A Hotelier’s Guide: Managing U.S. Lawsuits from the Caribbean, Hotel Executive
By Bruce S. Liebman, co-managing partner of the Kaufman Dolowich & Voluck, LLP Florida office, and Michel A. Morgan, KDV associate.
August 12, 2018 – Hotel Executive
Resorts in the Caribbean Travel and Tourism industry should become increasingly aware and concerned about exposure to lawsuits outside of their jurisdictions as the significant growth in this industry and region continues to be statistically undeniable.
Indeed, according to the 2017 World Travel & Tourism Council (WTTC) Economic Impact Report for the Caribbean, notwithstanding terrorism concerns, political instability, health epidemics, and natural disasters, Travel & Tourism growth has generated 10.2% of the global GDP, and by 2027 the Travel and Tourism Sector is expected to support 380 million jobs and make a total direct contribution to the global GDP of USD83.3 billion- 17.7%.
According to the WTTC, most of the projected growth in the Caribbean region is expected to come from foreign visitor spending. Consistently, the most recently available 2016 Jamaica Tourist Board Annual Travel Statistics Report confirms that the United States has remained the most important supplier of tourists to the Caribbean region, with over 14 million Americans visiting the region most of which travelled to the Dominican Republic, Puerto Rico, Jamaica and The Bahamas.

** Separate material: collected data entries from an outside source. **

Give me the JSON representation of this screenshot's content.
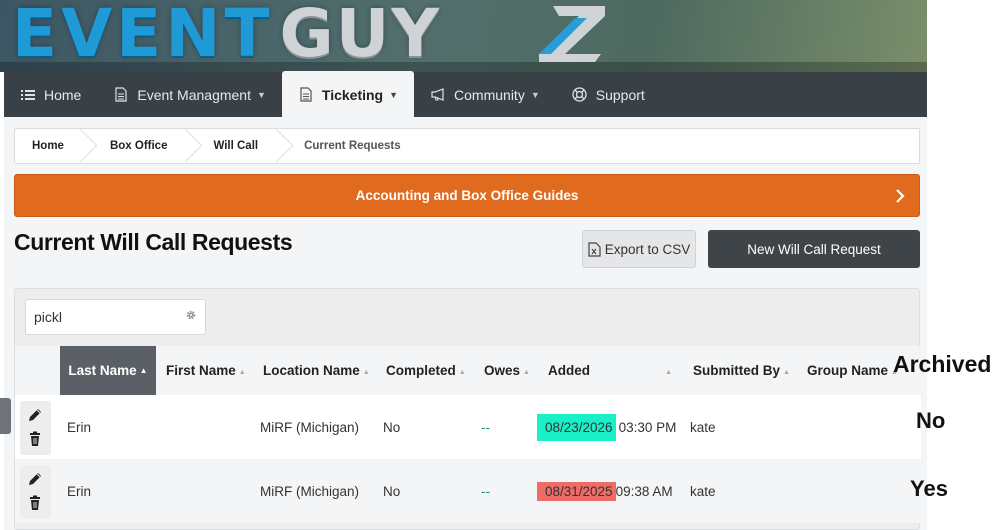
{
  "brand": {
    "logo_event": "EVENT",
    "logo_guy": "GUY",
    "logo_letter": "Z",
    "event_color": "#1f9ad6",
    "guy_color": "#cfd3d6"
  },
  "nav": {
    "items": [
      {
        "label": "Home",
        "icon": "list-icon",
        "caret": false,
        "active": false
      },
      {
        "label": "Event Managment",
        "icon": "document-icon",
        "caret": true,
        "active": false
      },
      {
        "label": "Ticketing",
        "icon": "document-icon",
        "caret": true,
        "active": true
      },
      {
        "label": "Community",
        "icon": "megaphone-icon",
        "caret": true,
        "active": false
      },
      {
        "label": "Support",
        "icon": "lifebuoy-icon",
        "caret": false,
        "active": false
      }
    ]
  },
  "breadcrumb": [
    "Home",
    "Box Office",
    "Will Call",
    "Current Requests"
  ],
  "guide_bar": {
    "label": "Accounting and Box Office Guides",
    "color": "#e06a1e"
  },
  "page": {
    "title": "Current Will Call Requests",
    "export_label": "Export to CSV",
    "new_label": "New Will Call Request"
  },
  "search": {
    "value": "pickl"
  },
  "table": {
    "columns": [
      "Last Name",
      "First Name",
      "Location Name",
      "Completed",
      "Owes",
      "Added",
      "Submitted By",
      "Group Name"
    ],
    "sorted_column": "Last Name",
    "archived_header": "Archived",
    "rows": [
      {
        "last_name": "Erin",
        "first_name": "",
        "location": "MiRF (Michigan)",
        "completed": "No",
        "owes": "--",
        "added_date": "08/23/2026",
        "added_time": "03:30 PM",
        "date_color": "#19f0c8",
        "submitted_by": "kate",
        "group_name": "",
        "archived": "No"
      },
      {
        "last_name": "Erin",
        "first_name": "",
        "location": "MiRF (Michigan)",
        "completed": "No",
        "owes": "--",
        "added_date": "08/31/2025",
        "added_time": "09:38 AM",
        "date_color": "#ef6b66",
        "submitted_by": "kate",
        "group_name": "",
        "archived": "Yes"
      }
    ]
  }
}
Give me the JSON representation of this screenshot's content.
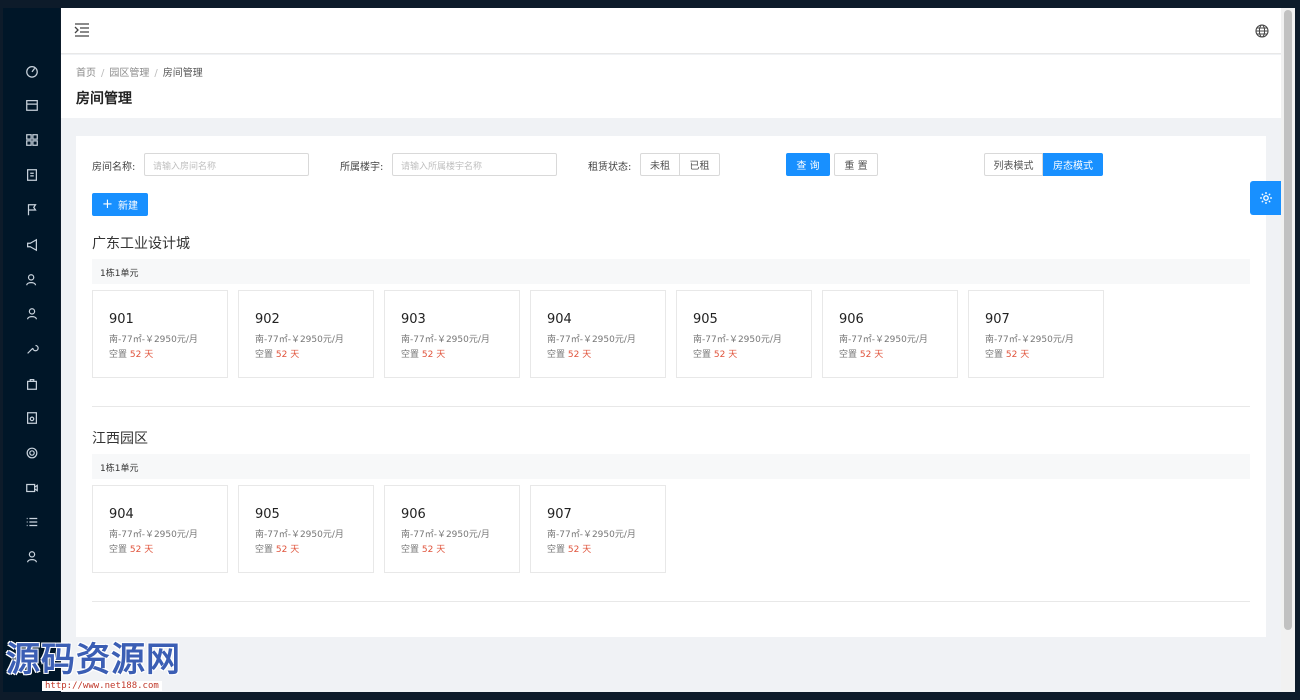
{
  "breadcrumb": [
    "首页",
    "园区管理",
    "房间管理"
  ],
  "page_title": "房间管理",
  "filters": {
    "room_name_label": "房间名称:",
    "room_name_placeholder": "请输入房间名称",
    "building_label": "所属楼宇:",
    "building_placeholder": "请输入所属楼宇名称",
    "rent_status_label": "租赁状态:",
    "rent_status_options": [
      "未租",
      "已租"
    ]
  },
  "buttons": {
    "query": "查 询",
    "reset": "重 置",
    "list_mode": "列表模式",
    "room_state_mode": "房态模式",
    "new": "新建"
  },
  "parks": [
    {
      "name": "广东工业设计城",
      "unit": "1栋1单元",
      "rooms": [
        {
          "no": "901",
          "info": "南-77㎡-￥2950元/月",
          "vacant_prefix": "空置",
          "days": "52 天"
        },
        {
          "no": "902",
          "info": "南-77㎡-￥2950元/月",
          "vacant_prefix": "空置",
          "days": "52 天"
        },
        {
          "no": "903",
          "info": "南-77㎡-￥2950元/月",
          "vacant_prefix": "空置",
          "days": "52 天"
        },
        {
          "no": "904",
          "info": "南-77㎡-￥2950元/月",
          "vacant_prefix": "空置",
          "days": "52 天"
        },
        {
          "no": "905",
          "info": "南-77㎡-￥2950元/月",
          "vacant_prefix": "空置",
          "days": "52 天"
        },
        {
          "no": "906",
          "info": "南-77㎡-￥2950元/月",
          "vacant_prefix": "空置",
          "days": "52 天"
        },
        {
          "no": "907",
          "info": "南-77㎡-￥2950元/月",
          "vacant_prefix": "空置",
          "days": "52 天"
        }
      ]
    },
    {
      "name": "江西园区",
      "unit": "1栋1单元",
      "rooms": [
        {
          "no": "904",
          "info": "南-77㎡-￥2950元/月",
          "vacant_prefix": "空置",
          "days": "52 天"
        },
        {
          "no": "905",
          "info": "南-77㎡-￥2950元/月",
          "vacant_prefix": "空置",
          "days": "52 天"
        },
        {
          "no": "906",
          "info": "南-77㎡-￥2950元/月",
          "vacant_prefix": "空置",
          "days": "52 天"
        },
        {
          "no": "907",
          "info": "南-77㎡-￥2950元/月",
          "vacant_prefix": "空置",
          "days": "52 天"
        }
      ]
    }
  ],
  "sidebar_icons": [
    "dashboard-icon",
    "store-icon",
    "apps-icon",
    "document-icon",
    "flag-icon",
    "megaphone-icon",
    "user-group-icon",
    "user-icon",
    "wrench-icon",
    "bag-icon",
    "report-icon",
    "settings-icon",
    "video-icon",
    "list-icon",
    "person-icon"
  ],
  "watermark": {
    "text": "源码资源网",
    "url": "http://www.net188.com"
  },
  "colors": {
    "primary": "#1890ff",
    "sidebar": "#001628",
    "vacant_days": "#e0543c"
  }
}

However, Caribbean resorts face a challenge when these foreign visitors return to the United States and bring lawsuits against the resort in their resident states. When that happens, the resort is forced to defend these lawsuits throughout the entire United States, which is financially and logistically burdensome. The exposure to these lawsuits that resorts in the region face is even more heightened as many resorts have developed to not only offer accommodation services, but now also offer transportation, entertainment and excursion services—all of which carry significant tort liability. Whether the resort offers these additional services directly, or through affiliates, the high risk of exposure remains the same as it will likely still be named in a potential lawsuit filed in the United States.